Der Campus sei eine Traumaufgabe, sagte Herr Wang. Die Ausschreibung sah vor, auf verlassenen Reisfeldern ein Gebäude von internationalem Format für 5.000 Studenten mit geringem Budget zu errichten. Der Präsident der Kunstakademie, Xu Jiang, ein Künstler, war ein Freund von Herrn Wang und in diesem Fall sein Kunde. Die erste Entscheidung: so viel Natur wie möglich zu erhalten. Die Gebäude wurden am Rande der Felder errichtet und ließen rundherum Freiraum. Zweitens: kein Marmor verkleidet auf Betonpfeilern im verschwenderischen Stil der Kunstakademie in der Innenstadt von Hangzhou. Der Campus ist unverwechselbar, sagte Herr Mostafavi, weil er im Gegensatz zu den meisten Universitätscampus nicht von einem Masterplan umfasst ist. Hier sind Gebäude, die sich als eine Reihe von Fragmenten zusammenfügen, die ein Gefühl der Einheit erzeugen, sagte er.

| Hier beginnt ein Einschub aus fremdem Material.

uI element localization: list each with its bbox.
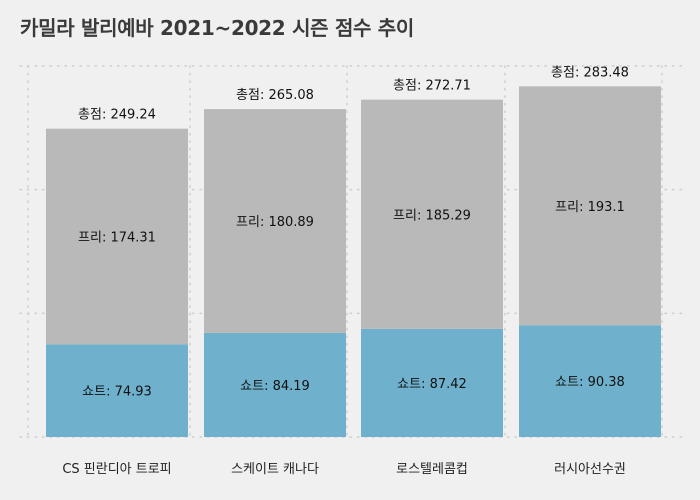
label-short-0: 쇼트: 74.93 — [82, 385, 152, 400]
label-free-1: 프리: 180.89 — [236, 215, 314, 230]
label-total-3: 총점: 283.48 — [551, 65, 629, 80]
label-total-0: 총점: 249.24 — [78, 108, 156, 123]
bar-short-3 — [519, 325, 661, 437]
bar-free-0 — [46, 128, 188, 345]
category-label-1: 스케이트 캐나다 — [231, 462, 319, 477]
bar-short-2 — [361, 328, 503, 437]
category-label-2: 로스텔레콤컵 — [396, 462, 468, 477]
bar-free-1 — [204, 109, 346, 333]
label-free-2: 프리: 185.29 — [393, 208, 471, 223]
label-total-1: 총점: 265.08 — [236, 88, 314, 103]
label-free-0: 프리: 174.31 — [78, 231, 156, 246]
bar-short-0 — [46, 344, 188, 437]
bar-short-1 — [204, 332, 346, 437]
category-label-3: 러시아선수권 — [554, 462, 626, 477]
bar-free-3 — [519, 86, 661, 326]
chart-title: 카밀라 발리예바 2021~2022 시즌 점수 추이 — [20, 16, 415, 40]
label-total-2: 총점: 272.71 — [393, 79, 471, 94]
bar-free-2 — [361, 99, 503, 329]
label-short-2: 쇼트: 87.42 — [397, 377, 467, 392]
label-short-3: 쇼트: 90.38 — [555, 375, 625, 390]
label-short-1: 쇼트: 84.19 — [240, 379, 310, 394]
category-label-0: CS 핀란디아 트로피 — [62, 462, 171, 477]
label-free-3: 프리: 193.1 — [555, 200, 625, 215]
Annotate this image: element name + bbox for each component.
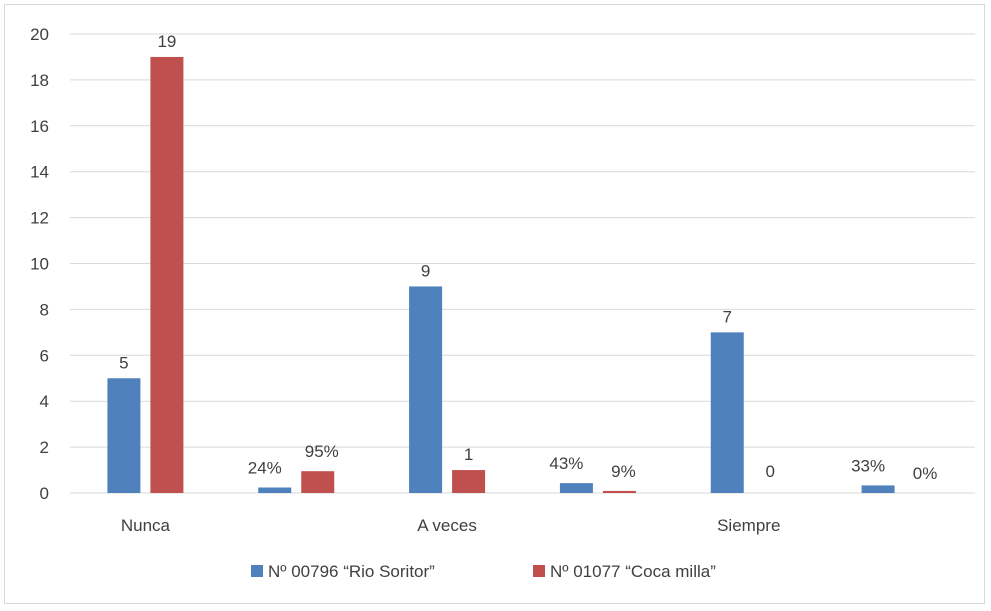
- y-tick-label: 0: [40, 484, 49, 503]
- y-tick-label: 2: [40, 438, 49, 457]
- gridlines: [70, 33, 975, 494]
- bar-series1: [559, 483, 593, 493]
- data-label: 95%: [305, 442, 339, 461]
- bar-series2: [452, 470, 486, 493]
- y-tick-label: 14: [30, 163, 49, 182]
- y-tick-label: 16: [30, 117, 49, 136]
- bar-series2: [150, 56, 184, 493]
- data-label: 1: [464, 445, 473, 464]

Als er der Akademie zeigte, räumte Herr Wang ein, dass die Ergebnisse nicht perfekt waren. Entlang der inneren Gehwege wurden durch die Außenwände gezackte Löcher gestanzt, um das Äußere nach innen zu bringen. Für Wände und Türen wurde rötliches Holz von einheimischen Eiben verwendet. Es ist sehr billig und wächst sehr schnell, sagte er. In 20 Jahren muss das Holz ersetzt werden. Bambusgeländer müssen in fünf bis sieben Jahren erneuert werden. Es ist nachhaltig, sagte er, alles sehr einfach zu ersetzen.
Dass ein so unkonventioneller Architekt den Pritzker in einem Land gewinnen sollte, das ausländische Architekten – darunter die früheren Pritzker-Gewinner Norman Foster und Zaha Hadid – für die Gestaltung von Gebäuden in Chinas Großstädten umarmt hat, erstaunte die mächtigen Bauinteressen. Herr Wang nennt sie die normale Gruppe, Fachleute, die seine Auszeichnung mit öffentlichem Schweigen begrüßten.
In seiner Dankesrede bei der Preisverleihung konfrontierte Herr Wang das Establishment mit Fragen, eine seltene und mutige Tat. Wäre es möglich, dass neben dem top-down professionellen System der modernen Architektur auch das Recht der Bürger auf eigene Bautätigkeit geschützt wird? Musste China wirklich auf gigantische symbolische und ikonische Strukturen zurückgreifen? Gab es intelligentere Wege, um ökologische und ökologische Herausforderungen anzugehen? Solche Meinungsverschiedenheiten vor hochrangigen Regierungsbeamten seien auffallend, sagte Hong Huang, Kolumnist des liberalen Nachrichtenmagazins Nandu Weekly. Es sind Stimmen wie diese, die China verändern werden, sagte sie.
Hinter den Kulissen, unter den jungen chinesischen Architekten, die einen alternativen Architekturstil entwickeln, der von Herrn Wangs Werken inspiriert ist, entdeckt er Geschwätz. Junge Architekten seien sehr glücklich, sagte er. Sie können etwas Hoffnung sehen.